Certainly the stakes are high. “In adults aged 30 years and older in the USA, excess bodyweight could account for up to 60% of all endometrial cancers, 36% of gallbladder cancers, 33% of kidney cancers, 17% of pancreatic cancers, and 11% of multiple myelomas in 2014,” according to the study published in The Lancet Public Health.
Even so, the researchers note: “Despite national guidelines recommending screening of children and adults for obesity with appropriate provision of (or referral to) ‘intensive, multicomponent behavioral interventions,’ fewer than half of primary care physicians regularly assess body-mass index in their patients, and only a third of obese patients report receiving an obesity diagnosis or weight loss counseling. Similarly, community-level regulatory interventions such as urban planning for promoting physical activity, taxes on sugar-sweetened beverages, and restriction of advertising for calorie-dense food and soft drinks have yet to be implemented broadly, despite growing empirical evidence for their effectiveness.”

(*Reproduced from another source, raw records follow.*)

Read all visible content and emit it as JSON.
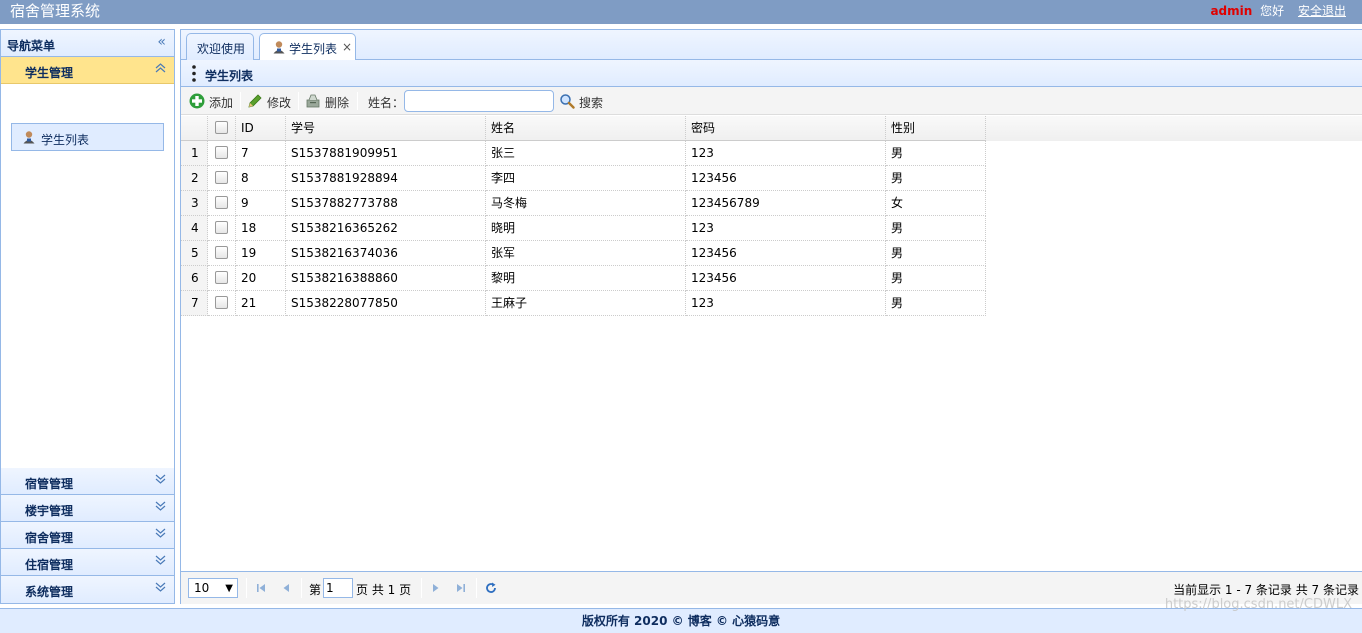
{
  "header": {
    "title": "宿舍管理系统",
    "user": "admin",
    "greeting": "您好",
    "logout": "安全退出"
  },
  "sidebar": {
    "title": "导航菜单",
    "active_group": "学生管理",
    "active_item": "学生列表",
    "groups": [
      "宿管管理",
      "楼宇管理",
      "宿舍管理",
      "住宿管理",
      "系统管理"
    ]
  },
  "tabs": [
    {
      "label": "欢迎使用"
    },
    {
      "label": "学生列表",
      "close": "×"
    }
  ],
  "panel": {
    "title": "学生列表"
  },
  "toolbar": {
    "add": "添加",
    "edit": "修改",
    "delete": "删除",
    "search_label": "姓名：",
    "search_value": "",
    "search_button": "搜索"
  },
  "table": {
    "columns": [
      "ID",
      "学号",
      "姓名",
      "密码",
      "性别"
    ],
    "rows": [
      {
        "num": "1",
        "id": "7",
        "sno": "S1537881909951",
        "name": "张三",
        "pwd": "123",
        "sex": "男"
      },
      {
        "num": "2",
        "id": "8",
        "sno": "S1537881928894",
        "name": "李四",
        "pwd": "123456",
        "sex": "男"
      },
      {
        "num": "3",
        "id": "9",
        "sno": "S1537882773788",
        "name": "马冬梅",
        "pwd": "123456789",
        "sex": "女"
      },
      {
        "num": "4",
        "id": "18",
        "sno": "S1538216365262",
        "name": "晓明",
        "pwd": "123",
        "sex": "男"
      },
      {
        "num": "5",
        "id": "19",
        "sno": "S1538216374036",
        "name": "张军",
        "pwd": "123456",
        "sex": "男"
      },
      {
        "num": "6",
        "id": "20",
        "sno": "S1538216388860",
        "name": "黎明",
        "pwd": "123456",
        "sex": "男"
      },
      {
        "num": "7",
        "id": "21",
        "sno": "S1538228077850",
        "name": "王麻子",
        "pwd": "123",
        "sex": "男"
      }
    ]
  },
  "pager": {
    "page_size": "10",
    "page_prefix": "第",
    "page_value": "1",
    "page_suffix": "页 共 1 页",
    "info": "当前显示 1 - 7 条记录 共 7 条记录"
  },
  "footer": {
    "text": "版权所有 2020 © 博客 © 心猿码意"
  },
  "watermark": "https://blog.csdn.net/CDWLX",
  "colors": {
    "accent": "#95b8e7",
    "header_bg": "#7f9cc4",
    "active_group": "#ffe48d",
    "user_name": "#e00000"
  }
}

Still, some efforts are being made to address the issue.
Dr. Andrew Lowy, chief of the division of surgical oncology at Moores Cancer Center at UC San Diego Health, notes that a pancreas cancer prevention clinic was recently started at Moores Cancer Center – given a greater understanding of the risk factors that contribute to the cancer – to try to prevent or diagnose it earlier. It serves people who are at higher risk for the cancer, like those with a family history of pancreatic cancer, and it includes aspects such as counseling from a nutritionist and referral as needed to a weight-loss program, including to discuss bariatric surgery options, where appropriate.

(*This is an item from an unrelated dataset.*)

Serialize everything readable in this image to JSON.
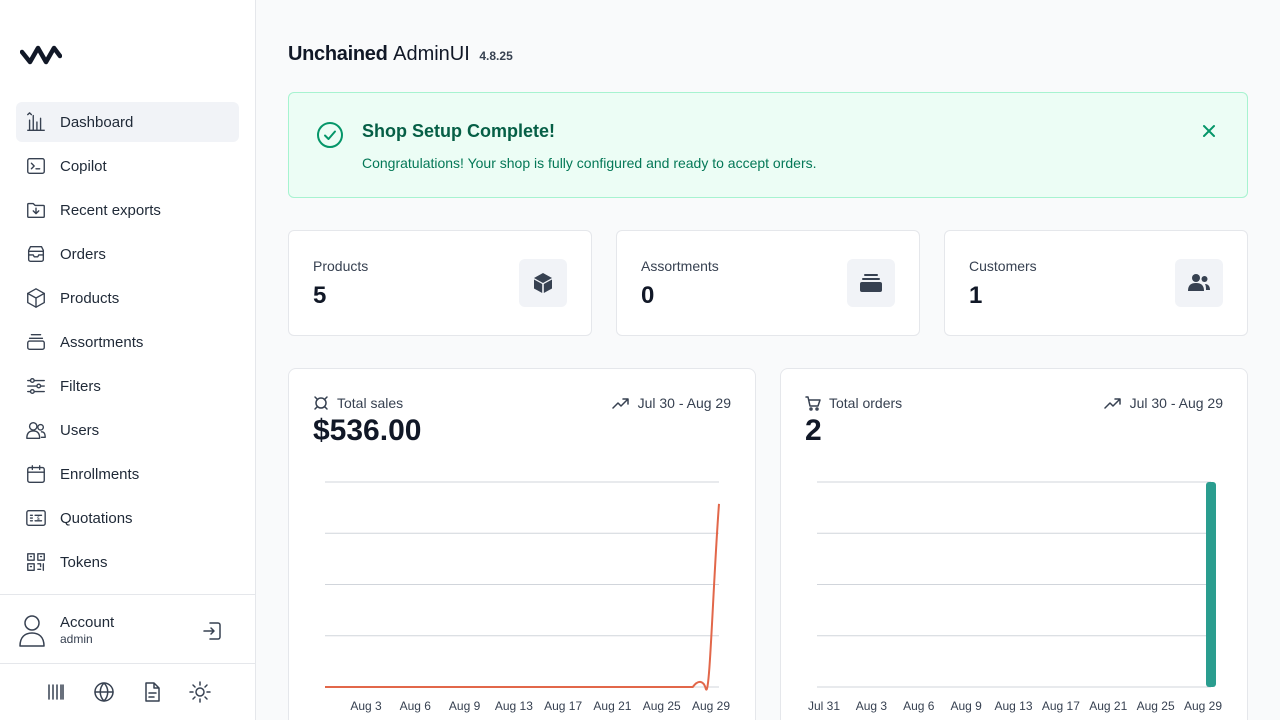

Of course, experts point out, as with so many things related to health, the best strategy is to start early whenever possible – and as with thwarting cancer itself – focus on prevention.
“Obviously weight loss is difficult once people are obese,” Lowy says. “So really what’s most likely to be effective – and especially when you’re talking about young people – is the introduction of healthy eating and exercise early in life. Because preventing obesity is a lot easier than it is to treat it once it happens.”